Okay, On an very similar but slightly different note, does anyone know why the kinetic energy equation ((1/2)*m*v^2) takes into account the speed of the mass, but E=MC² is the speed of light?
Is it because E=MC² isn't just kinetic but all energy?

 

[dx]

Okay, On an very similar but slightly different note, does anyone know why the kinetic energy equation ((1/2)*m*v^2) takes into account the speed of the mass, but E=MC² is the speed of light?
Is it because E=MC² isn't just kinetic but all energy?

E = mc² also has the speed of the mass in it, but it is hidden in the definition of m:

m = m₀/√(1 - v²/c²)

where m₀ is actually what we call 'mass' these days, and m is what was previously called the 'relativistic mass' but is no longer considered to be a useful concept. So the correct equation in terms of the modern definition of mass is

E = mc²/√(1 - v²/c²)

 

[russ_watters]

While both discuss energy, they are different equations, describing differen things. One is kinetic energy, the other describes the equivalence of matter an energy. Note that there are several other equations that deal with energy.
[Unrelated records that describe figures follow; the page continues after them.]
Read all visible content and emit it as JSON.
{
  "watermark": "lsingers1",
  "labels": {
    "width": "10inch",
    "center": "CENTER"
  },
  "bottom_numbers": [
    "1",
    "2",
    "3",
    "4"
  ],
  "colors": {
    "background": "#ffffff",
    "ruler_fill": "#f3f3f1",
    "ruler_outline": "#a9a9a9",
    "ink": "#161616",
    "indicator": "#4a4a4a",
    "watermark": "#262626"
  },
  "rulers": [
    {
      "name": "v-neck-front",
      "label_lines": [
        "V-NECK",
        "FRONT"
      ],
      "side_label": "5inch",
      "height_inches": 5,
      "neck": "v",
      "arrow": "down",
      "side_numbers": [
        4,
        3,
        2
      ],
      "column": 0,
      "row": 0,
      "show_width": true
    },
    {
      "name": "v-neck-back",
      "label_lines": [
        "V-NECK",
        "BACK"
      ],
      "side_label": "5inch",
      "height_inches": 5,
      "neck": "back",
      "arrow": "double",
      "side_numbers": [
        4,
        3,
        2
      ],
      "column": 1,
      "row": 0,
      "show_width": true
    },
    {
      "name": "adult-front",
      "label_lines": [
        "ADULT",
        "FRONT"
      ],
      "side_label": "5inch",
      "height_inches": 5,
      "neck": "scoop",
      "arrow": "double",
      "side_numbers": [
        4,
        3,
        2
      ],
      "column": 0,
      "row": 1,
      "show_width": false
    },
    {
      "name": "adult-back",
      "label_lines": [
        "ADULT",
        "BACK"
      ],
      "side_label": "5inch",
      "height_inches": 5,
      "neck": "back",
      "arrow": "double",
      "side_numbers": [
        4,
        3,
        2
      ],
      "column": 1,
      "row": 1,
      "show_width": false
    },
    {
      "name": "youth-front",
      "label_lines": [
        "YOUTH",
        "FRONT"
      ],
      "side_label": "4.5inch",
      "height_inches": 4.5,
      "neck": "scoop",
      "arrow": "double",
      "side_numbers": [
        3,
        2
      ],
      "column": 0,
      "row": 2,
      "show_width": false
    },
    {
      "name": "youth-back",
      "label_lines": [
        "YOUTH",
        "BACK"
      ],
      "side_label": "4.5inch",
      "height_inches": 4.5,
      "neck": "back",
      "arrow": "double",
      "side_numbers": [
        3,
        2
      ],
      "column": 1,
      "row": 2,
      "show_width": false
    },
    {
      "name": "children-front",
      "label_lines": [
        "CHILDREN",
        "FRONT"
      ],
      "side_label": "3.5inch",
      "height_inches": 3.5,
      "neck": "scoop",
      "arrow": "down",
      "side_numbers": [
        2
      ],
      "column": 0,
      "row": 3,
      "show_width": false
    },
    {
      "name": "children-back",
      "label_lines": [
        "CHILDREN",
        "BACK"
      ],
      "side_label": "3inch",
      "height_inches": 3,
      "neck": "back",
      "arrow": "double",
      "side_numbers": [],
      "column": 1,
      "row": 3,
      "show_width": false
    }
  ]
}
You should really try not to get too hung up on this.

 

[dx]

Just to tie russ' answer with mine, the formula I gave for the energy:

E = mc²/√(1 - v²/c²)

gives the total energy of the particle. By expanding the expression in a series, we get

E = mc² + mv²/2 + ...

The first term can be considered to be the 'mass energy', which doesn't depend on velocity, and the rest of the terms which do contain the velocity is the relativistic generalization of kinetic energy.

 

[Superstring]

think of it like simple algebra. c represents length and time, so if you had for example (5x)^2, the result is 25x^2 and not just 25x.

 

[Klockan3]

E = mc² also has the speed of the mass in it, but it is hidden in the definition of m:

m = m₀/√(1 - v²/c²)

where m₀ is actually what we call 'mass' these days, and m is what was previously called the 'relativistic mass' but is no longer considered to be a useful concept. So the correct equation in terms of the modern definition of mass is

E = mc²/√(1 - v²/c²)

Um, E=m₀c^2 is still a correct equation though, it is just that now it isn't the energy of a moving particle but instead how energy and mass are directly related with each other.

This is also the most intriguing way to read the formula, if you teach it like you show then it is just an altered formula for calculating kinetic energy which is dull.

As for C, C is a conversion factor between seconds and meters to make every axis on a time-space diagram have the same dimensions, it is the natural speed to compare everything else to. If you use natural units with C=1 then energy, mass and momentum all have the same units which is just natural since they are all parts of the same tensor.